“Calaveras de azúcar o de papel china, esqueletos coloridos de fuegos artificiales (...) Adornamos nuestras casas con cráneos, comemos el día de los difuntos panes que fingen huesos y nos divierten canciones y chascarrillos en los que ríe la muerte pelona, pero toda esa fanfarronada familiaridad no nos dispensa de la pregunta que todos nos hacemos: ¿qué es la muerte? No hemos inventado una nueva respuesta.
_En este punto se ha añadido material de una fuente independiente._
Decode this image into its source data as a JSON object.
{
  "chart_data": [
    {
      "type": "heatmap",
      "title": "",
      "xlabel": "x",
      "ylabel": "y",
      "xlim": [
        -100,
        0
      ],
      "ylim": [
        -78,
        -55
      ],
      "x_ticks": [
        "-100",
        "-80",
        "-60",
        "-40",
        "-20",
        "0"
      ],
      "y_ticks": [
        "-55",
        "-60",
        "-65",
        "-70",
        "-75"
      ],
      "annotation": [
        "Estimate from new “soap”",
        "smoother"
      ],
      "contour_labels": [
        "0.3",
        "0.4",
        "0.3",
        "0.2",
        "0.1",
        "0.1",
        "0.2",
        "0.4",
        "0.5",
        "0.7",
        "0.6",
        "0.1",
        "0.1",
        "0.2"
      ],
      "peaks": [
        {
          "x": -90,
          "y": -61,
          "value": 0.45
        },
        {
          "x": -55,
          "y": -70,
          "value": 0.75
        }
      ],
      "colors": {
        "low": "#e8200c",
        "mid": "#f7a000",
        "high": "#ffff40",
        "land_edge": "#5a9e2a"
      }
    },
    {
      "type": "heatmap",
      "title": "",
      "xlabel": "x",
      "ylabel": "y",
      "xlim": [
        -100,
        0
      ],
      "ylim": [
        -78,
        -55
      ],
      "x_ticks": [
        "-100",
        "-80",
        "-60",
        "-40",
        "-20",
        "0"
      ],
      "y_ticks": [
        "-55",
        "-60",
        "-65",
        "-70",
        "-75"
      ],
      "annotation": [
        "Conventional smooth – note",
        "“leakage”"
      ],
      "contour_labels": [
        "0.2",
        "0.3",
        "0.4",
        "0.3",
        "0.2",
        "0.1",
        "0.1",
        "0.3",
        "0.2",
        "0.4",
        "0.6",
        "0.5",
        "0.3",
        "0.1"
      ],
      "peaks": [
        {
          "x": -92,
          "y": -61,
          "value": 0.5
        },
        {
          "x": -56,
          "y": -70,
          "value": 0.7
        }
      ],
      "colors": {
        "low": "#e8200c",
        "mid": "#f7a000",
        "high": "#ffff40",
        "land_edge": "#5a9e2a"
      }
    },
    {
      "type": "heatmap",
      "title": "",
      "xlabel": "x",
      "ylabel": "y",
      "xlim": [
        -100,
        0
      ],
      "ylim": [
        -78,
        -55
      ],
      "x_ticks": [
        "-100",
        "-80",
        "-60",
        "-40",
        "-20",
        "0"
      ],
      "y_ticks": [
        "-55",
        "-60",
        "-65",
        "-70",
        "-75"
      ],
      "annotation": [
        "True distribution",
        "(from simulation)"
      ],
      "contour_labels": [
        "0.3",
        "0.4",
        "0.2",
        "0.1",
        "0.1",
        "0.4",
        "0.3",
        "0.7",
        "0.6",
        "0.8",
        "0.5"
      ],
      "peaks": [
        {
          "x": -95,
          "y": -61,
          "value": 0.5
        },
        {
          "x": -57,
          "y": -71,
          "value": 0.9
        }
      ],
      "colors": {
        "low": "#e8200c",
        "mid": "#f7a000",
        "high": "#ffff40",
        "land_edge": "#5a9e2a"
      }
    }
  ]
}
Y cada vez que nos la preguntamos, nos encogemos de hombros: ¿qué me importa la muerte, si no me importa la vida?”, dice Octavio Paz en El laberinto de la soledad, texto que encontramos en el capítulo dedicado a “Todos Santos, Día de Muertos”. Y es que a casi 60 años de que se publicara la citada obra, la auténtica y generosa alegría por celebrar la vida sobrevive en sitios como Mixquic, Teotitlán del Valle, Huaquechula, Pátzcuaro, San Martín Chalchicuautla y San Gabriel Chilac, los lugares más importantes y concurridos, fiestas indígenas dedicadas a los muertos declarados por la UNESCO como Obras Maestras del Patrimonio Oral e Intangible de la Humanidad. Ahí colocan altares monumentales y majestuosas ofrendas que conmueven a propios y sorprenden a extraños. En recónditos lugares de la república mexicana la tradición permanece intacta, ignorantes del absurdo halloween y ajenos al multitudinario turismo muchas veces irrespetuoso, pero hambriento por descubrir y palpar de cerca aquello que en las urbes promueven pero no transmiten por completo el torrente de olores, colores y sabores.
¿Realmente el día de muertos vive su agonía o es una tradición que se resiste a morir? Me provoca desazón que las nuevas generaciones prefieran la anodina fiesta anglosajona –que nada tiene que ver con nuestras calaveritas de chocolate y amaranto, con las hojaldras, mucho menos con las ingeniosas composiciones para referirnos chuscamente a la catrina— Quiero pensar que les da flojera colocar un altar u ofrenda o de plano les vale, el único acercamiento a esta tradición es en las escuelas y eso para pasar la materia. Las mismas instituciones educativas caen en la incongruencia de promover a los cuatro vientos lo que es nuestro y le dan relevancia a festivalitos de disfraces. Creo que a muchos de nosotros nos preocupa que esta celebración se resista a morir y nos ocupa ponerla muy por encima del inadmisible día de brujas o espantos.
Esta es una de mis épocas preferidas del año; esencias, matices y sazones los tengo arraigados desde mi niñez y mi capacidad de asombro se ha mantenido al sobrecogerme con la velación de muertos en el panteón de Arocutín o Cucuchucho en Michoacán, al recoger la memoria gráfica de quienes cultivan la flor de camposanto en las fértiles tierras de Atlixco y Cholula, al participar en la “ofrenda nueva” llevando ceras y flores como se dice cuando alguien muere este año o degustar una jícara o tazón de atole con pan mientras se contempla el altar.
Los animo para que conozcan más allá de la ciudad y contribuyan a mantener más viva que nunca la fiesta de la vida, la fiesta de los petateados.